After that, I started to think, do we really have any “dirty” resource being conflicted? It seems not. But checking out successful applied releases makes me have some new discoveries. The release actually deployed 2 deployment and services that have similar names:
==> v1/Deployment
NAME READY UP-TO-DATE AVAILABLE AGE
retail-api-bugfix-hook-deploy-mysql-connec 0/1 1 0 5s
==> v1beta1/Deployment
NAME READY UP-TO-DATE AVAILABLE AGE
retail-api-bugfix-hook-deploy-mysql-connect 0/1 1 0 5s
==> v1/Service
NAME TYPE CLUSTER-IP EXTERNAL-IP PORT(S) AGE
retail-api-bugfix-hook-deploy-mysql-connect ClusterIP 10.100.57.38 <none> 3306/TCP 6s
retail-api-bugfix-hook-deploy-mysql-connec ClusterIP 10.100.192.93 <none> 80/TCP 6s
That is very confusing. Did I just catch a bug in Helm?
Obviously, not. Suddenly, I saw an abnormal value of the service:
$ kubectl get service -n review-apps
NAME TYPE CLUSTER-IP EXTERNAL-IP PORT(S) AGE
retail-api-bugfix-hook-deploy-mysql-connect ClusterIP 10.100.57.38 <none> 3306/TCP 18h
Port 3306? That’s the service of mysql chart, not ours!
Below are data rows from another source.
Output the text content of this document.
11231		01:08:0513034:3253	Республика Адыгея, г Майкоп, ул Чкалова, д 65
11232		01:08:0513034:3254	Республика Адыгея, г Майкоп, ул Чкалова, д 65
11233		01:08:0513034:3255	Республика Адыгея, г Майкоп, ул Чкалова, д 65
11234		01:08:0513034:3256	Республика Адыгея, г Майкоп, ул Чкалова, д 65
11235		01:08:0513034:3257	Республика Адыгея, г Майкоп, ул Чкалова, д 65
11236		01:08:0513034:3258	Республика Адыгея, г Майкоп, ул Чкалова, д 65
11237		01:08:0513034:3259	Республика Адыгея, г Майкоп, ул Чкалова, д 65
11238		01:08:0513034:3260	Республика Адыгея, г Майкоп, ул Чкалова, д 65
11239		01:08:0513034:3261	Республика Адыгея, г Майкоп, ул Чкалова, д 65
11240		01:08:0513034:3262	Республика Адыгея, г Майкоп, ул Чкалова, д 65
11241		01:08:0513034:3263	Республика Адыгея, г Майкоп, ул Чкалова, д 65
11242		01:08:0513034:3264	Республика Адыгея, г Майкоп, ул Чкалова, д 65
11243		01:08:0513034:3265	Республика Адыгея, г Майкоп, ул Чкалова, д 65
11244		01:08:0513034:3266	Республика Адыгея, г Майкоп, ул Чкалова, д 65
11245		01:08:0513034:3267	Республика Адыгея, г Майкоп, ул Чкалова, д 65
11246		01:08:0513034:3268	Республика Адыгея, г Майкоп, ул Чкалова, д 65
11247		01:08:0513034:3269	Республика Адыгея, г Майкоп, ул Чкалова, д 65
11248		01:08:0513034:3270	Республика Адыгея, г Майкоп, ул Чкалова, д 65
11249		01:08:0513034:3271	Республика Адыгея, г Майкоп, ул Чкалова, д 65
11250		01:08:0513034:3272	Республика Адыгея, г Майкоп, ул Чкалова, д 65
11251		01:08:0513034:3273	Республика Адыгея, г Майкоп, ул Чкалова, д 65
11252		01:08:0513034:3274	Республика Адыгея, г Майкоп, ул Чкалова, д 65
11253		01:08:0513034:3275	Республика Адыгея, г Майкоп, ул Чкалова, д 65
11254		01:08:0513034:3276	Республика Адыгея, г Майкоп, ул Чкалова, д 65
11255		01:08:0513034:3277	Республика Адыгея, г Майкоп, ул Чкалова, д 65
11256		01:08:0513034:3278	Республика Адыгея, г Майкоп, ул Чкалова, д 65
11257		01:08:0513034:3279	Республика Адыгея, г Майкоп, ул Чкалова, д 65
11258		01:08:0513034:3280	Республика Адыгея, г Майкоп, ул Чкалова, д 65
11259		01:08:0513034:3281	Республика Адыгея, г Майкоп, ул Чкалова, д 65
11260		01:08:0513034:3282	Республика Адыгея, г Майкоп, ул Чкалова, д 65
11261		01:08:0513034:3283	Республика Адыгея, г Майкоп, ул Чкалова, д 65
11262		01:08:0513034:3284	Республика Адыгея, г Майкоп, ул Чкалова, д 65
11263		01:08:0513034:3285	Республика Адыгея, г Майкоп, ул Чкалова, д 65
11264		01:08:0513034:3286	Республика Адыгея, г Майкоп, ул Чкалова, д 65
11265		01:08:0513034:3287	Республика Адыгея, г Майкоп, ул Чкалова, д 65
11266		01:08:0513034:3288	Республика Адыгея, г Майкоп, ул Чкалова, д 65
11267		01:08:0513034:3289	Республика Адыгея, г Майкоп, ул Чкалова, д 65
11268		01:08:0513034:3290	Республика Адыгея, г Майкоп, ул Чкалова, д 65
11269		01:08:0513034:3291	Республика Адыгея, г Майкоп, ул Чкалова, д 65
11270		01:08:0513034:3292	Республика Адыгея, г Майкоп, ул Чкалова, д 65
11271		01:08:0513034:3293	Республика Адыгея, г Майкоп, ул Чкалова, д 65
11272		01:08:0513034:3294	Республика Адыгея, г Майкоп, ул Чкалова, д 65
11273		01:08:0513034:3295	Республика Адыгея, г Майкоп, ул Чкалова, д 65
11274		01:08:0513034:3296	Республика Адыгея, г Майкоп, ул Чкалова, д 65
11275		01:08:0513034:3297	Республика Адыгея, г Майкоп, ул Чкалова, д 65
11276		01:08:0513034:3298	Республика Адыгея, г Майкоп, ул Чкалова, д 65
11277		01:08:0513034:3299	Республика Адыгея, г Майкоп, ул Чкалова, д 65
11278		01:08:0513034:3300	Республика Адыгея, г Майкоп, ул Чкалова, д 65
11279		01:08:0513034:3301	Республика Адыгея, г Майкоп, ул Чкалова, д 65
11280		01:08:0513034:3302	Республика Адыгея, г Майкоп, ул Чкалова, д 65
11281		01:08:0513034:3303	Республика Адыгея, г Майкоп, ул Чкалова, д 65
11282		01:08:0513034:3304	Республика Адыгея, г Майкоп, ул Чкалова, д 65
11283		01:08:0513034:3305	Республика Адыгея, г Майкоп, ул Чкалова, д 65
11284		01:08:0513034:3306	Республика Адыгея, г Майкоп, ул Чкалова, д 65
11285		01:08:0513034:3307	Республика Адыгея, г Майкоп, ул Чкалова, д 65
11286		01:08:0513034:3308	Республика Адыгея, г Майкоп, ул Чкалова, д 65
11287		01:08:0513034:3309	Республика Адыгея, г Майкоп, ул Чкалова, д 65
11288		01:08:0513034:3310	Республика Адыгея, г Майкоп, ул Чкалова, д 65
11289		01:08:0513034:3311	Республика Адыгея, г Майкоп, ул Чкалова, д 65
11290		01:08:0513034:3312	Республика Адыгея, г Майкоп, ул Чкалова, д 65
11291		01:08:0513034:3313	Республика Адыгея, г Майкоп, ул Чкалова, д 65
Finally, I realized that is because the mysql.fullname
helper generates the same value of retail.fullname
does, due to the if
statement in the helper:
{{- $name := default .Chart.Name .Values.nameOverride -}}
{{- if contains $name .Release.Name -}}
{{- printf .Release.Name | trunc 63 | trimSuffix "-" -}}
The name of the mysql service and deployment will be exactly the release name if it contains mysql
, the chart name.
In the end, I haven’t been digging deeper for the reason why the developers of helm would like to do it that way. In fact, I don’t really like that kind of behavior, which does not “show up” in my daily ops. Even though I might read the codes someday, it could be easily forgotten.
However, this time of debugging notices me it’s worth to pay more attention while we are using helpers and building resource names, and be careful using some kind of “user-generated” value as a Helm release name.